Yes, they are all KVM VM's. I will check the syslog when I get access to the console later and update with anything of interest. Just seems odd that the system itself would lock up so hard but the actual VM's run pretty smooth. Just starting out with Proxmox so perhaps that is not so odd. Hopefully something minor, or actually, I would be okay with a hardware failure somewhere on the host as it just needs a good reason to be booted out. Thanks for the heads up.
 
Hi,
the gui can have problems if a defined storage isn't accessible (and with IO-trouble you will also get high wait-usage and an high load).
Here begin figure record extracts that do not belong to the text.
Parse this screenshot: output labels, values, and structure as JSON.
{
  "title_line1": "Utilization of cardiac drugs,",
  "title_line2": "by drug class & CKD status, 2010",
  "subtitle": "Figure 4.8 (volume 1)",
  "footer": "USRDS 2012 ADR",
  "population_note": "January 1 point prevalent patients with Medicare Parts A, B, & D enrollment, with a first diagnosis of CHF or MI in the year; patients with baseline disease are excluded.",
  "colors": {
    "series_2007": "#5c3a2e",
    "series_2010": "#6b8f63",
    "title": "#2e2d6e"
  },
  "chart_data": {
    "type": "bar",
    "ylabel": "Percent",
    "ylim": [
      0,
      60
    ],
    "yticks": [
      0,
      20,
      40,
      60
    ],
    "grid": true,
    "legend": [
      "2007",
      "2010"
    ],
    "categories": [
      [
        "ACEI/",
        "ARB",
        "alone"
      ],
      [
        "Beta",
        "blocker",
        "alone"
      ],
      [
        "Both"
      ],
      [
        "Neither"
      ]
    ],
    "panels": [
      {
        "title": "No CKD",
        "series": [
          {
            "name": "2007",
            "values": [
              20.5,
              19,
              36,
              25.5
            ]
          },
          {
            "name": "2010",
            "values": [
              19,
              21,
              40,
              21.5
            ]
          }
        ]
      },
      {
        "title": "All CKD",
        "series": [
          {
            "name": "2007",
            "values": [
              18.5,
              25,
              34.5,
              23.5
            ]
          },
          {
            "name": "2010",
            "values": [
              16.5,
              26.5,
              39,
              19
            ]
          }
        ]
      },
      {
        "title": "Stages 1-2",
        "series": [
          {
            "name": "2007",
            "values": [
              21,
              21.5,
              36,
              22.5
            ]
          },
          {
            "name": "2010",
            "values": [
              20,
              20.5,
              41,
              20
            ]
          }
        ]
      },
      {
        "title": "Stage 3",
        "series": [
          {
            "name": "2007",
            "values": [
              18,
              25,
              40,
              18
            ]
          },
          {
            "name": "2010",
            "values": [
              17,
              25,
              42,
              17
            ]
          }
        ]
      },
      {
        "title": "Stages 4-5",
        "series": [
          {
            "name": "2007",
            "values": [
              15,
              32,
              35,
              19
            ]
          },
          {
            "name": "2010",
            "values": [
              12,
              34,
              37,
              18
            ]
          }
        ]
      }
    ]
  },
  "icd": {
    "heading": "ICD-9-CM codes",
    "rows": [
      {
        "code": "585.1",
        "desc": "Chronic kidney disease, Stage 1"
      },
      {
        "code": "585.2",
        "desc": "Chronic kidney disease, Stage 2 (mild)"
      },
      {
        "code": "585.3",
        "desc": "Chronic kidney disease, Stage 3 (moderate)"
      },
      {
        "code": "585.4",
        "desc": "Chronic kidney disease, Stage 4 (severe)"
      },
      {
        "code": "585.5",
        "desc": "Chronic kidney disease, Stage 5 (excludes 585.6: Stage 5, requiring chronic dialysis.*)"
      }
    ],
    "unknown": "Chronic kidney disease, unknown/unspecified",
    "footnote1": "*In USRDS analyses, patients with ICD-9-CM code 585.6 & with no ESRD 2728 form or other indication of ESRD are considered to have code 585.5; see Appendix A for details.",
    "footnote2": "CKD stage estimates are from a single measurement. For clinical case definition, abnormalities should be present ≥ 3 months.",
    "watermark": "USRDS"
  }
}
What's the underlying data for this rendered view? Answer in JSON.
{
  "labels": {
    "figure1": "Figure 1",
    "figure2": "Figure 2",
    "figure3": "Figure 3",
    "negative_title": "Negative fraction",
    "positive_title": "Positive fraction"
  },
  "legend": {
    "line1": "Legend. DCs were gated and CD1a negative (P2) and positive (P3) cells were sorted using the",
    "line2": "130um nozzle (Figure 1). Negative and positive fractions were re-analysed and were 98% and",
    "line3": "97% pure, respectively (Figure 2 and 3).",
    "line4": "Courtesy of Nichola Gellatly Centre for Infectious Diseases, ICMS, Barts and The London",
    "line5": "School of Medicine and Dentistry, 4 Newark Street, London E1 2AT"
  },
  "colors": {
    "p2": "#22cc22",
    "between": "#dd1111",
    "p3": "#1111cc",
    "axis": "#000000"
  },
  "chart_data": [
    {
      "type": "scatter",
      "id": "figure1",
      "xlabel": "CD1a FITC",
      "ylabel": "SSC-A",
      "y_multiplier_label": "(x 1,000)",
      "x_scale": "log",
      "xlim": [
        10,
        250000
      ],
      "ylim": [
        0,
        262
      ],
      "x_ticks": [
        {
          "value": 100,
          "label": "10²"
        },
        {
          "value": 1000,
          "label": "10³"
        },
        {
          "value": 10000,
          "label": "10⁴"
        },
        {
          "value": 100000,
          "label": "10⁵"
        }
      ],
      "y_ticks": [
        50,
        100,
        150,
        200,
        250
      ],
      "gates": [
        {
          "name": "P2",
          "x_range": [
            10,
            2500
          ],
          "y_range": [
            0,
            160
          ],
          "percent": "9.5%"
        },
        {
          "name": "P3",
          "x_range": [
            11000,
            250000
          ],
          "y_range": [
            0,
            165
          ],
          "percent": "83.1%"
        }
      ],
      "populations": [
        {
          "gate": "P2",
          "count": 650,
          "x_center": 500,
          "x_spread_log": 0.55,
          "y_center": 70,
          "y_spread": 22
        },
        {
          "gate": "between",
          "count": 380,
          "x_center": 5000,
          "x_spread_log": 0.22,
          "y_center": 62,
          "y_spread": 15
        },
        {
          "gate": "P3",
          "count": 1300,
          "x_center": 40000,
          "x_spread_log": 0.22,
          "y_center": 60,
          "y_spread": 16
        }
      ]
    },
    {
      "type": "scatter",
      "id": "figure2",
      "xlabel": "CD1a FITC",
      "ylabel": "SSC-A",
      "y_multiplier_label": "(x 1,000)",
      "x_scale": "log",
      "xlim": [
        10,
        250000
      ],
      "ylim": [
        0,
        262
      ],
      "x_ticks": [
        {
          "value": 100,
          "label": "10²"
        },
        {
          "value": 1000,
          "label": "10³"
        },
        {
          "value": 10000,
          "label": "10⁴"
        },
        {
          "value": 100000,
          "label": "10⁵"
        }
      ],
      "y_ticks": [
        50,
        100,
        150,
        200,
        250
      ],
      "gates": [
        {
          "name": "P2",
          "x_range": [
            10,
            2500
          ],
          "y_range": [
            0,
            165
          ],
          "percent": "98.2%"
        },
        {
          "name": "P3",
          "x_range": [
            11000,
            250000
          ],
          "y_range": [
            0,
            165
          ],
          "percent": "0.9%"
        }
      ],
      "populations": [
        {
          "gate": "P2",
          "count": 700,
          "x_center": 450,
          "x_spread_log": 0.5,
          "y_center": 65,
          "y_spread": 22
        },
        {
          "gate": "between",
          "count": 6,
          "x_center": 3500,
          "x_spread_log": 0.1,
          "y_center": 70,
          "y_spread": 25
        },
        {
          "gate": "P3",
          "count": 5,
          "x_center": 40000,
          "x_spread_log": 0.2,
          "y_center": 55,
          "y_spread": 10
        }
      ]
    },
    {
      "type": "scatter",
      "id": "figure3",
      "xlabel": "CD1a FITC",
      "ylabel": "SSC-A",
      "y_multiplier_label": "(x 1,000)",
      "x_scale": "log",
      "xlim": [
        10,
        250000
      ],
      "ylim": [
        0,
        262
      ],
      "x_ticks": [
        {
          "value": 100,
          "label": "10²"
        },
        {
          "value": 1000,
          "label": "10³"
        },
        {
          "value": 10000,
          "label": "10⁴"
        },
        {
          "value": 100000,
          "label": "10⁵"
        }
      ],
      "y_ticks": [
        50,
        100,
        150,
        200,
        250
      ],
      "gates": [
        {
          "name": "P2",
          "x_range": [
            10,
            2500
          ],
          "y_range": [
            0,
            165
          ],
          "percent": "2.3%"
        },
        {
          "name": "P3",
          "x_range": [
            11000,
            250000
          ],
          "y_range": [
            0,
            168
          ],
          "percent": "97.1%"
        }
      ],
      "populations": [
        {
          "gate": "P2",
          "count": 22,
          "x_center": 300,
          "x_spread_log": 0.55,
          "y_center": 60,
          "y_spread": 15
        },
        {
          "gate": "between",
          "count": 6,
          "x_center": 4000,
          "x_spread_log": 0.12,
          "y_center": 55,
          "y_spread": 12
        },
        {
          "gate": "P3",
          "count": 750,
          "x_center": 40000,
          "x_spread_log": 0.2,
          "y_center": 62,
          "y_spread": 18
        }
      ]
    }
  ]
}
But ssh should run fine! Something wrong with the IP-config/routing?
Can you ping the host?

Udo
 
Yep. Host is responsive to ping, switch is not throwing any errors on the port. Checked the storage as well, all seems fine there and can access it fine, logs look clear there etc. SSH is unresponsive (just sits) and the gui just spins and spins. With that being said, almost certainly an issue with the host as I tried to eliminate anything else in the picture for resolution. Thanks for the suggestion.
 
What do you get if you restart the following services:
#service pveproxy restart
#service pvedaemon restart
#service pvestatd restart

These most of the time fixes gui issue. But as Udo said, not being able to SSH into host indeed is very odd. Not being able to access GUI while VMs running just fine could be a sign that something is up with storage connection. It used to be common issue when NFS share went sideways during backups or something else. Not sure if it is still an issue as i have not seen it in a while. But usually a hard reboot clears this issue. The only thing you can do is to access the console and see where it is sitting at. If at the prompt than there might be hope. But if it stuck somewhere you will know about it.
 
As an update, I finally made it to the console and it was stuck, no prompt but a screen full of messages like:proxmox kernel: kvm: 100771: cpu3 unhandled rdmsr: 0xc00110000
A hard boot seems to have brought it back, but a quick search on errors like this brought me to another thread on the forum where the problem and resolution seemed sporadic at best. Some thought it was NIC drivers, some tried different vm configs. Either way, makes me nervous a bit. Syslog is not very helpful as it doesn't say much about what exactly happened and the rotated log doesn't say much at all. Either way it had the host pretty hosed. I am using nfs based storage but I can't imagine that is an issue? The religion of iSCSI or NFS is an interesting one but I usually relegate it to preference vs true performance etc. Anyone with any thoughts or what to specifically go look for? It had run for a pretty solid week without fail and seemed to have a panic and crumble but so far I am not seeing anything specific. Thanks for any insight.
 
The formatting of the error actually obscured the message....what I had a screen full of were: proxmox kernel: kvm: 100771: cpu3 unhandled rdmsr: 0xc001100d
 
See if you could boot into rescue mode. Then from storage.cfg disable the nfs storage try to boot up. If it still the same, then disable all VM from auto starting then boot up. See if the host boots without issue.
 
Thanks, I actually had to hard boot it and when I did, everything was fine. I/O delay has stayed at about .02% and all of the VM's are working as expected. I was more interested in why the logs show the above error? Anyone else seen anything like that? Some research has said that it is cosmetic and nothing to be concerned about, other comments seem to indicate it is an issue and shouldn't be occurring. Thanks for any input.